J&M Ch. 4 (skim): logistic regression and text classification. Extract: the classification setup (theory assumed from Course 5).
CS224N: word2vec/GloVe material. (Logistic regression, SGD, Naive Bayes, backprop: assumed from Course 5.)

Key Concepts

The distributional hypothesis

“You shall know a word by the company it keeps.” A word’s meaning is approximated by the distribution of contexts it appears in. Embeddings operationalize this: words with similar contexts get similar vectors. This is why embeddings capture semantic and syntactic regularities without any explicit supervision about meaning.

Skip-gram with negative sampling

word2vec’s skip-gram trains an embedding to predict a word’s context. The efficient form, negative sampling, turns it into binary logistic regression: push the dot product of a (word, true-context) pair high and (word, random-negative) pairs low. The loss for one positive pair plus \(k\) negatives:

\[ -\log\sigma(\mathbf{v}_w\cdot\mathbf{v}_c) - \sum_{j=1}^{k}\log\sigma(-\mathbf{v}_w\cdot\mathbf{v}_{n_j}). \]

This is just logistic regression (Course 5) over dot products, optimized by SGD. GloVe reaches similar embeddings by factorizing a co-occurrence matrix instead.

Embedding geometry

The learned space has structure: cosine similarity measures relatedness, and offsets encode relations (the famous king − man + woman ≈ queen). This is linear-algebraic structure (Course 5) emerging from the training objective. Embeddings also expose biases present in the corpus — an ethics point worth confronting.

Classification on embeddings

Average or pool word embeddings into a document vector and classify with logistic regression / a small MLP. This simple pipeline is a strong baseline and is still used in production. It demonstrates the payoff: dense features generalize across vocabulary in a way the n-gram’s sparse counts cannot.

Theory Exercises

State the distributional hypothesis and explain how skip-gram operationalizes it.
Derive the skip-gram-with-negative-sampling loss and show it is logistic regression over dot products (Course 5).
Show why averaged embeddings + logistic regression generalizes to words unseen in training but seen in pretraining.
Explain analogy arithmetic geometrically; construct an example and the vector operation that solves it.
Contrast Naive Bayes, logistic regression, and embedding-based classification in terms of features and generalization.

Implementation

Implement skip-gram with negative sampling in embeddings/ (train on a corpus; use Course 1/Course 5 backprop/SGD knowledge). Build a text classifier that pools embeddings and trains a logistic-regression/MLP head. Provide nearest-neighbor and analogy queries to inspect the space.

Experiments

Embedding quality: nearest-neighbor coherence, analogy accuracy on a standard set, and effect of embedding dimension/window size. Classification: accuracy/F1 vs a bag-of-words + Naive Bayes baseline (Course 5), and vs pretrained embeddings. Visualize the space with t-SNE/UMAP.

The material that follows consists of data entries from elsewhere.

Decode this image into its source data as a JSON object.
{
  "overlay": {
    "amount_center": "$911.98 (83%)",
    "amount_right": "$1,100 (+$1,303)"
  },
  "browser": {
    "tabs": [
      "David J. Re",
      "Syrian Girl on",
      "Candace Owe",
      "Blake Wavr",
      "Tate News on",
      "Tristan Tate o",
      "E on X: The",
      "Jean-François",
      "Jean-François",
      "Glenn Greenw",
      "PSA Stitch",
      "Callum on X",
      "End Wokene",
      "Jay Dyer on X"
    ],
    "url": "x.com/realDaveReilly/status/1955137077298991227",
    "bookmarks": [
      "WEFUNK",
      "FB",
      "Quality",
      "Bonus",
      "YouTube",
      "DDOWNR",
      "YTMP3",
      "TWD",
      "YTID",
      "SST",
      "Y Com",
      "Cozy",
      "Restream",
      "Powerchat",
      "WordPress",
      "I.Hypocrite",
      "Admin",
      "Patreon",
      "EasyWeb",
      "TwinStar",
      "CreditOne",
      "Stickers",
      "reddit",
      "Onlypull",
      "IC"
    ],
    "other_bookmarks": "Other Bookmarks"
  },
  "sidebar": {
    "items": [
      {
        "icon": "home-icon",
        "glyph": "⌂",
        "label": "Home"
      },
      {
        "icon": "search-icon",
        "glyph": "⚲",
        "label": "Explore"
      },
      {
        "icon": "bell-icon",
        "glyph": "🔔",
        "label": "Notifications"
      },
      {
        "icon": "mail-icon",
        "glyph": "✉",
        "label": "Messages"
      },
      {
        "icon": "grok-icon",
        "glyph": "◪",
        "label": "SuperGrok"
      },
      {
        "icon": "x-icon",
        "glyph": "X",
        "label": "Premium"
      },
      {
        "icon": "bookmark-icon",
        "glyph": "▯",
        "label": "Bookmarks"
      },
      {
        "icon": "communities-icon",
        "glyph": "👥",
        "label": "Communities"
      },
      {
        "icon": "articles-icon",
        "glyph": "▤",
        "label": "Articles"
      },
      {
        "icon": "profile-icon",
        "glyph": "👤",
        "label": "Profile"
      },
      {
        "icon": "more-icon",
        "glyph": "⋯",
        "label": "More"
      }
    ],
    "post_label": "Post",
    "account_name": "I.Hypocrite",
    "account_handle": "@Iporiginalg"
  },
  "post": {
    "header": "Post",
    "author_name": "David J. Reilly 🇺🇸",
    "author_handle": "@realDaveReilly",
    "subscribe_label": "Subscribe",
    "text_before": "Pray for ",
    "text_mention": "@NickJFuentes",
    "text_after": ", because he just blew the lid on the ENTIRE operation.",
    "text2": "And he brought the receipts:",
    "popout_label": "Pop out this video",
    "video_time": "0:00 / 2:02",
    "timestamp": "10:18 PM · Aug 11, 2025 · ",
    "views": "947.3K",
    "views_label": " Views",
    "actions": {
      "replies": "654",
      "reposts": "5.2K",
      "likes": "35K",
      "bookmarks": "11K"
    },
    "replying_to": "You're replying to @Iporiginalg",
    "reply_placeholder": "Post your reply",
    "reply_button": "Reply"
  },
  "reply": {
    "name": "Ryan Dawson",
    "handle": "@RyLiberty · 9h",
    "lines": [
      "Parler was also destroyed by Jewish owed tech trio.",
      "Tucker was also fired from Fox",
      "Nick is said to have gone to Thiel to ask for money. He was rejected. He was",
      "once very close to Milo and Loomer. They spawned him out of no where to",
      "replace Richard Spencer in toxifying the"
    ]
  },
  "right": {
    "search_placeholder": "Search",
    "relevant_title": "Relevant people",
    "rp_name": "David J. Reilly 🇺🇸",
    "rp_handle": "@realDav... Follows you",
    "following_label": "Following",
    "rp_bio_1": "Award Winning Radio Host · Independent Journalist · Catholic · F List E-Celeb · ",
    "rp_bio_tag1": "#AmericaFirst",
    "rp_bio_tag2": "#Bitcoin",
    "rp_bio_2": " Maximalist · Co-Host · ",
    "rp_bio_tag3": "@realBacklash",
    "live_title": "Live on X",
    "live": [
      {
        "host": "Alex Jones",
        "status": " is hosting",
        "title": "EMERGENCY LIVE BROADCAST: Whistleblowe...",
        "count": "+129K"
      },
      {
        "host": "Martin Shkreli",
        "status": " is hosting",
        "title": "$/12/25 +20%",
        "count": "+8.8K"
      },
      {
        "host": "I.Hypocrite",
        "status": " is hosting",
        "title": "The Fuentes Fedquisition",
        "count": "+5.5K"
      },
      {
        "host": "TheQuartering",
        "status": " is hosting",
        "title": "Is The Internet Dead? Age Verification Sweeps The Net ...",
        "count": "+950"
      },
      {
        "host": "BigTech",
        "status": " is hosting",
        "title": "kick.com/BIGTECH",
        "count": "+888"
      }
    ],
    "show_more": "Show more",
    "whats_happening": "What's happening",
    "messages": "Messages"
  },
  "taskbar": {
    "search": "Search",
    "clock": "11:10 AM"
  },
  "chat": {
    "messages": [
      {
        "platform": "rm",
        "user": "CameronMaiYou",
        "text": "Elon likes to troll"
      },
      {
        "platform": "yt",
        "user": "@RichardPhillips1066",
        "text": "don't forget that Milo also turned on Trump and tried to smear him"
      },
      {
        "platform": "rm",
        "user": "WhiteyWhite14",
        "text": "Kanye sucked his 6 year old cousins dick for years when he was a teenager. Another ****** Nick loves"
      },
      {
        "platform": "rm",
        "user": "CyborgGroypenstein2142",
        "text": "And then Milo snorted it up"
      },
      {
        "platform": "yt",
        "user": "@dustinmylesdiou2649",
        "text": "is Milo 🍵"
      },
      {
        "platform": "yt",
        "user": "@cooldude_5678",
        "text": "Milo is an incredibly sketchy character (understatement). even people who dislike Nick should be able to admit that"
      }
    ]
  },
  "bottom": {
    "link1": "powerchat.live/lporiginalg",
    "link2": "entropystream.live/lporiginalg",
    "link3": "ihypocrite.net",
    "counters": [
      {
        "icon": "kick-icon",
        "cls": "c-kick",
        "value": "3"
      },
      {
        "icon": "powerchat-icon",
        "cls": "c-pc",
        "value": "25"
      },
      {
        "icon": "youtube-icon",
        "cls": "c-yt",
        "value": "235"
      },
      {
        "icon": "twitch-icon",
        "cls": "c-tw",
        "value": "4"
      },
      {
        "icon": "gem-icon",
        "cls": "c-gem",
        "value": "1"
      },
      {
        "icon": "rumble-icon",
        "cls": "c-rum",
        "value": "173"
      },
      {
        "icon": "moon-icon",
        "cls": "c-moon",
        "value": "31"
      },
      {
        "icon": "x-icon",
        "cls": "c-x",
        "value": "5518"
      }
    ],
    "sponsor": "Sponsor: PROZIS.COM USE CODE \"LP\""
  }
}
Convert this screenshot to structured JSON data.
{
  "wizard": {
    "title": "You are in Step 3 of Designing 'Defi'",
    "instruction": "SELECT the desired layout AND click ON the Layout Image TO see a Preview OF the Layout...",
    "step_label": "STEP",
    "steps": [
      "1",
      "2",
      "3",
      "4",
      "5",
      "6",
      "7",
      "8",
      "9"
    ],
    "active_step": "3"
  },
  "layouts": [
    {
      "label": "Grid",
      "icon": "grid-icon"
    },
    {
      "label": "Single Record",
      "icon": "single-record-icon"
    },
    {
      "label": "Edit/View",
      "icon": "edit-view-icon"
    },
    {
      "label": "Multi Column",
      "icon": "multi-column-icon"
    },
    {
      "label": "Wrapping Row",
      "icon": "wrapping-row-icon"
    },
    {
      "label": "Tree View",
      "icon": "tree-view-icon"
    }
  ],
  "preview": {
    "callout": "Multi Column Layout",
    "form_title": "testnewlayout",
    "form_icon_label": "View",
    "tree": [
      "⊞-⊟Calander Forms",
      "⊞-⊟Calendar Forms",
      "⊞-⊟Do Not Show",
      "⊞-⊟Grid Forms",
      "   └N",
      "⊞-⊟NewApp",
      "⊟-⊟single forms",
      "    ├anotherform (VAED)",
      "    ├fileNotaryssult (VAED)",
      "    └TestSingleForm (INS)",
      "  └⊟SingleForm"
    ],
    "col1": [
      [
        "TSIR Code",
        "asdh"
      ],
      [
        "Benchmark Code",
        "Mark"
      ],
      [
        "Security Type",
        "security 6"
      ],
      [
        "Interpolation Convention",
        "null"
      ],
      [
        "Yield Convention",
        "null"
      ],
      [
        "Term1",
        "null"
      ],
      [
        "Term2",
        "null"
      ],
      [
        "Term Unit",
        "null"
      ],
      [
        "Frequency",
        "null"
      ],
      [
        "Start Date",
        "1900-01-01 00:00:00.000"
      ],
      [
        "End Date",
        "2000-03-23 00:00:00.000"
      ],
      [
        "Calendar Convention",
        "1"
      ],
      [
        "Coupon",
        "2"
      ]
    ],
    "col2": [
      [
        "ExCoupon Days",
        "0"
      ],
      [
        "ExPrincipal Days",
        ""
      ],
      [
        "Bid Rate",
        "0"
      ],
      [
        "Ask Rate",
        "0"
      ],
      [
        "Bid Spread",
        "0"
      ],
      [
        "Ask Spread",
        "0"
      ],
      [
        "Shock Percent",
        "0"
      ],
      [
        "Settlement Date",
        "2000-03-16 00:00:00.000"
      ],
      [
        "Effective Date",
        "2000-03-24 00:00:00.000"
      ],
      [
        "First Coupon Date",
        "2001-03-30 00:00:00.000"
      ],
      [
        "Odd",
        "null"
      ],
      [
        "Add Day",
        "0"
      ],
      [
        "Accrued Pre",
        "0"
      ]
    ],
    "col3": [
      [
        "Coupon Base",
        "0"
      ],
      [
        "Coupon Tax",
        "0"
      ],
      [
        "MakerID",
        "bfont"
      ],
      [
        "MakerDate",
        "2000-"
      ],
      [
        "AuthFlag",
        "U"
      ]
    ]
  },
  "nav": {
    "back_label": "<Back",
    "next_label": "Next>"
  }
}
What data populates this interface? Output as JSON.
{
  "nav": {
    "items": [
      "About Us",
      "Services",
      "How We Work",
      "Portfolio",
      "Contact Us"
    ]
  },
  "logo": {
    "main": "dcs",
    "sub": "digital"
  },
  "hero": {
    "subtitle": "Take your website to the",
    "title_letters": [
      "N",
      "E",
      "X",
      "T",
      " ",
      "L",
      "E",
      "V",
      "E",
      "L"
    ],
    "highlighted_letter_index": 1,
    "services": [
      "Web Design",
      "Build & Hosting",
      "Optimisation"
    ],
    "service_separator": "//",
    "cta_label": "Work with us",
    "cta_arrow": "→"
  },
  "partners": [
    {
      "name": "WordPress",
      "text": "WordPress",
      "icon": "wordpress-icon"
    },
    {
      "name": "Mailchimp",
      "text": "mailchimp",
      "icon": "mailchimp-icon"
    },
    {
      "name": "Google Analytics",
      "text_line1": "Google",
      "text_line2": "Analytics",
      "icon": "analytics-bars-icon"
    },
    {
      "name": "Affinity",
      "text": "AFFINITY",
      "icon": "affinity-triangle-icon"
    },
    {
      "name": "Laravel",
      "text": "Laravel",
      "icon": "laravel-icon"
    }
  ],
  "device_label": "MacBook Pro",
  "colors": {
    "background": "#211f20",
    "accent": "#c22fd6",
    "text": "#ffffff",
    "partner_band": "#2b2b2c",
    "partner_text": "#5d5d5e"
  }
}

Expected baselines: trained embeddings show sensible neighbors and solve simple analogies; embedding-based classification beats bag-of-words on tasks needing generalization across vocabulary; pretrained embeddings beat from-scratch on small data. Bias probes reveal corpus bias.

Connections

These embeddings are the input representation for the RNN (Week 3), and the idea of learned dense representations is the seed of contextual embeddings (transformers, Weeks 6–7) and of dense retrieval (Week 9). The classification head reappears wherever a model needs a task-specific output. Course 5’s optimization and probability are the machinery; this week is the NLP-specific application.